Orlov foi um soldado russo condenado à morte pelo famoso czar Pedro, o Grande.
Tenho lido bastante sobre os russos, nos últimos tempos, e mais ainda lerei, porque eles voltaram ao centro dramático do mundo – vide o atentado de ontem, em São Petersburgo.
Aliás, São Petersburgo foi fundada por esse mesmo Pedro, o Grande. Lá está plantada uma imponente estátua equestre dele, mandada erigir por outra Grande, Catarina, que queria se identificar com Pedro, mas não era sua descendente. Catarina, por sinal, nem russa era: era alemã. E Catarina nem Catarina era: era Sophia. Catarina era, isto sim, lúbrica, lasciva e libidinosa. Suas histórias são febris, outro dia conto. Por ora, quero falar de Orlov, o soldado condenado à morte.

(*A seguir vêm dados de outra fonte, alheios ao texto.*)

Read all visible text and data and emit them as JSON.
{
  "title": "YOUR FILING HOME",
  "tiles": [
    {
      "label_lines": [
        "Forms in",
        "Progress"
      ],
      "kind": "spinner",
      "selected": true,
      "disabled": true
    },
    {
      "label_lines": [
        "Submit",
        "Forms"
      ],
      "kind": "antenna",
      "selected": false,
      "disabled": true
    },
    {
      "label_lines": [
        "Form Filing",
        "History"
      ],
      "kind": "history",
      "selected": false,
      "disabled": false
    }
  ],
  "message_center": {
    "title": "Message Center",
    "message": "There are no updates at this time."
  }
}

Orlov, em russo, significa "águia", e esse Orlov merecia o nome que levava. Participou de uma revolta contra uma série de reformas que o czar fez no Exército, e por isso acabou sentenciado pelo tribunal militar. No dia da execução, às vistas do povo que fervilhava na Praça Vermelha, diversos colegas de Orlov foram degolados, enquanto ele, impassível, esperava a sua vez. Quando chamaram seu nome, subiu orgulhosamente no cadafalso, caminhou firme pelo piso coberto de sangue coagulado e, chutando a cabeça cortada de um de seus companheiros, disse sem vacilação:
– Vamos abrir espaço para mim aqui!
O czar, que assistia às execuções, ficou tão impressionado com o destemor de Orlov, que gritou:
– Parem tudo!
O soldado foi não apenas salvo da morte como promovido. Tornou-se oficial e brilhou no Exército russo pelos anos seguintes.

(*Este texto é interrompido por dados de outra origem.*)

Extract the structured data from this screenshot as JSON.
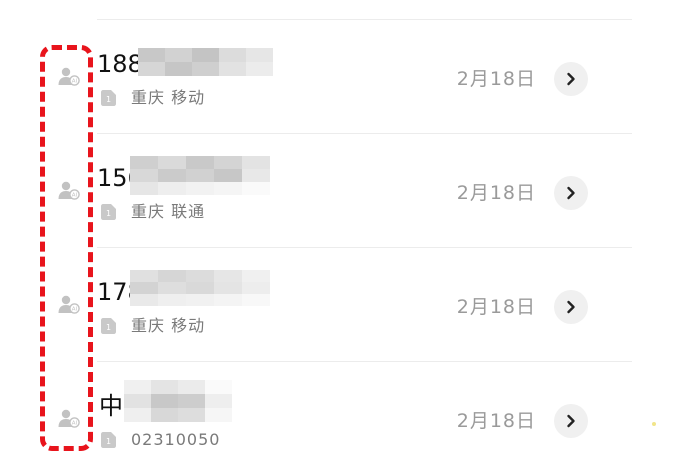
{
  "calls": [
    {
      "number": "188",
      "location": "重庆 移动",
      "date": "2月18日"
    },
    {
      "number": "156",
      "location": "重庆 联通",
      "date": "2月18日"
    },
    {
      "number": "178",
      "location": "重庆 移动",
      "date": "2月18日"
    },
    {
      "number": "中",
      "location": "02310050",
      "date": "2月18日"
    }
  ],
  "icons": {
    "avatar": "person-ai-icon",
    "sim": "sim-card-icon",
    "detail": "chevron-right-icon"
  },
  "colors": {
    "highlight": "#e8141c",
    "secondary_text": "#7a7a7a",
    "date_text": "#9a9a9a"
  }
}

Tempos depois, quando reinava Isabel, a filha de Pedro, outro militar se viu diante do tribunal. Chamava-se Apraksin e não se tratava de um soldado desconhecido como Orlov. Ao contrário, era um dos mais vistosos generais do império. Mas havia liderado uma retirada vergonhosa na guerra contra a Prússia e por essa razão havia sido levado a julgamento.
Esse Apraksin não tinha nada da altivez de águia de Orlov. Era corpulento, quase obeso, muito vermelho, um tanto preguiçoso, mas muito bem-humorado. Devia ser boa gente.
No fim de seu julgamento, o juiz mandou que se levantasse para ouvir a sentença. Nervosíssimo, de olhos arregalados, Apraksin ficou paralisado de horror, enquanto o magistrado dizia:
– ... diante disso, não temos outro recurso, a não ser...
Esperando que as palavras finais fossem as habituais "tortura e morte", Apraksin sentiu-se mal e caiu duro ali mesmo, completa, total, absoluta e irremediavelmente morto, incapaz de ouvir o desfecho da frase, que seria... "mantê-lo em liberdade".
Ou seja: o soldado que encarou a morte com desassombro seria de fato morto, mas ganhou a vida; e o general que encarou a morte com temor ganharia a vida, mas acabou morrendo sem nem saber disso.
A coragem salva e, se não salva, pelo menos é um consolo. Que os russos tenham coragem, nesta hora. E todos nós também.